Crash on read_html(url, flavor="bs4") if table has only one column · Issue #9178 · pandas-dev/pandas (original) (raw)
I was trying to read a package tracking table from finnish post office's website and I got
Traceback (most recent call last):
File "./posti.py", line 69, in <module>
dfs = read_html(html)
File "/usr/lib/python3.4/site-packages/pandas/io/html.py", line 851, in read_html
parse_dates, tupleize_cols, thousands, attrs, encoding)
File "/usr/lib/python3.4/site-packages/pandas/io/html.py", line 721, in _parse
infer_types, parse_dates, tupleize_cols, thousands))

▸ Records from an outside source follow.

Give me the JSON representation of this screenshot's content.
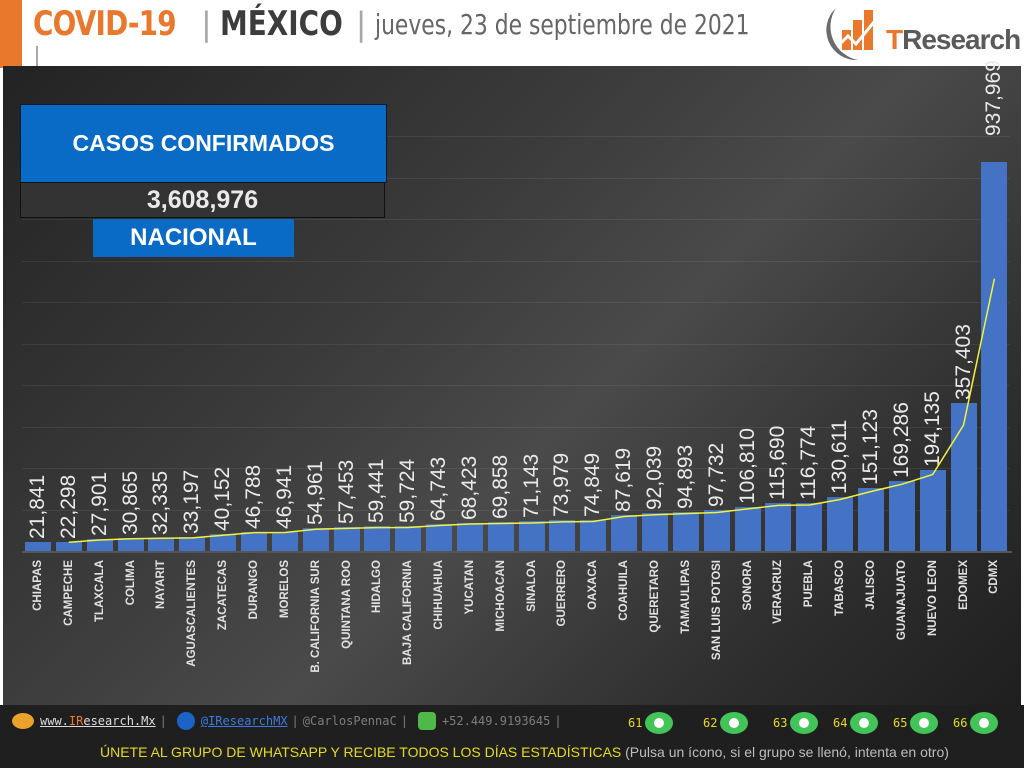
{
  "header": {
    "covid": "COVID-19",
    "sep": "|",
    "country": "MÉXICO",
    "date": "jueves, 23 de septiembre de 2021",
    "logo_t": "T",
    "logo_rest": "Research"
  },
  "kpi": {
    "title": "CASOS CONFIRMADOS",
    "value": "3,608,976",
    "scope": "NACIONAL"
  },
  "colors": {
    "accent_orange": "#e9772c",
    "bar_blue": "#4472c4",
    "kpi_blue": "#0a6bc7",
    "trend_yellow": "#f2f23a",
    "footer_yellow": "#e5dc1f"
  },
  "chart_data": {
    "type": "bar",
    "title": "CASOS CONFIRMADOS",
    "xlabel": "",
    "ylabel": "",
    "ylim": [
      0,
      1000000
    ],
    "grid": true,
    "legend": "none",
    "trendline": true,
    "categories": [
      "CHIAPAS",
      "CAMPECHE",
      "TLAXCALA",
      "COLIMA",
      "NAYARIT",
      "AGUASCALIENTES",
      "ZACATECAS",
      "DURANGO",
      "MORELOS",
      "B. CALIFORNIA SUR",
      "QUINTANA ROO",
      "HIDALGO",
      "BAJA CALIFORNIA",
      "CHIHUAHUA",
      "YUCATAN",
      "MICHOACAN",
      "SINALOA",
      "GUERRERO",
      "OAXACA",
      "COAHUILA",
      "QUERETARO",
      "TAMAULIPAS",
      "SAN LUIS POTOSI",
      "SONORA",
      "VERACRUZ",
      "PUEBLA",
      "TABASCO",
      "JALISCO",
      "GUANAJUATO",
      "NUEVO LEON",
      "EDOMEX",
      "CDMX"
    ],
    "values": [
      21841,
      22298,
      27901,
      30865,
      32335,
      33197,
      40152,
      46788,
      46941,
      54961,
      57453,
      59441,
      59724,
      64743,
      68423,
      69858,
      71143,
      73979,
      74849,
      87619,
      92039,
      94893,
      97732,
      106810,
      115690,
      116774,
      130611,
      151123,
      169286,
      194135,
      357403,
      937969
    ],
    "labels": [
      "21,841",
      "22,298",
      "27,901",
      "30,865",
      "32,335",
      "33,197",
      "40,152",
      "46,788",
      "46,941",
      "54,961",
      "57,453",
      "59,441",
      "59,724",
      "64,743",
      "68,423",
      "69,858",
      "71,143",
      "73,979",
      "74,849",
      "87,619",
      "92,039",
      "94,893",
      "97,732",
      "106,810",
      "115,690",
      "116,774",
      "130,611",
      "151,123",
      "169,286",
      "194,135",
      "357,403",
      "937,969"
    ]
  },
  "footer": {
    "website_prefix": "www.",
    "website_ir": "IR",
    "website_rest": "esearch.Mx",
    "twitter": "@IResearchMX",
    "personal": "@CarlosPennaC",
    "phone": "+52.449.9193645",
    "pipe": "|",
    "whatsapp_groups": [
      "61",
      "62",
      "63",
      "64",
      "65",
      "66"
    ],
    "cta": "ÚNETE AL GRUPO DE WHATSAPP Y RECIBE TODOS LOS DÍAS ESTADÍSTICAS",
    "hint": "(Pulsa un ícono, si el grupo se llenó, intenta en otro)"
  }
}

File "/usr/lib/python3.4/site-packages/pandas/io/html.py", line 609, in _data_to_frame
_expand_elements(body)
File "/usr/lib/python3.4/site-packages/pandas/io/html.py", line 586, in _expand_elements
lens = Series(lmap(len, body))
File "/usr/lib/python3.4/site-packages/pandas/compat/__init__.py", line 87, in lmap
return list(map(*args, **kwargs))
TypeError: len() of unsized object
I isolated the offending table into this script:
https://gist.github.com/boarpig/de4044f4188fac700c68
The problem seems to be related to parse_raw_thead function
def _parse_raw_thead(self, table):
thead = self._parse_thead(table)
res = []
if thead:
res = lmap(self._text_getter, self._parse_th(thead[0]))
return np.array(res).squeeze() if res and len(res) == 1 else res
Where res
contains ['Tapahtumat']
which comes out of numpy array creation as
array('Tapahtumat', dtype='<U10')
which then produces previously mentioned error because you cannot take a len from that.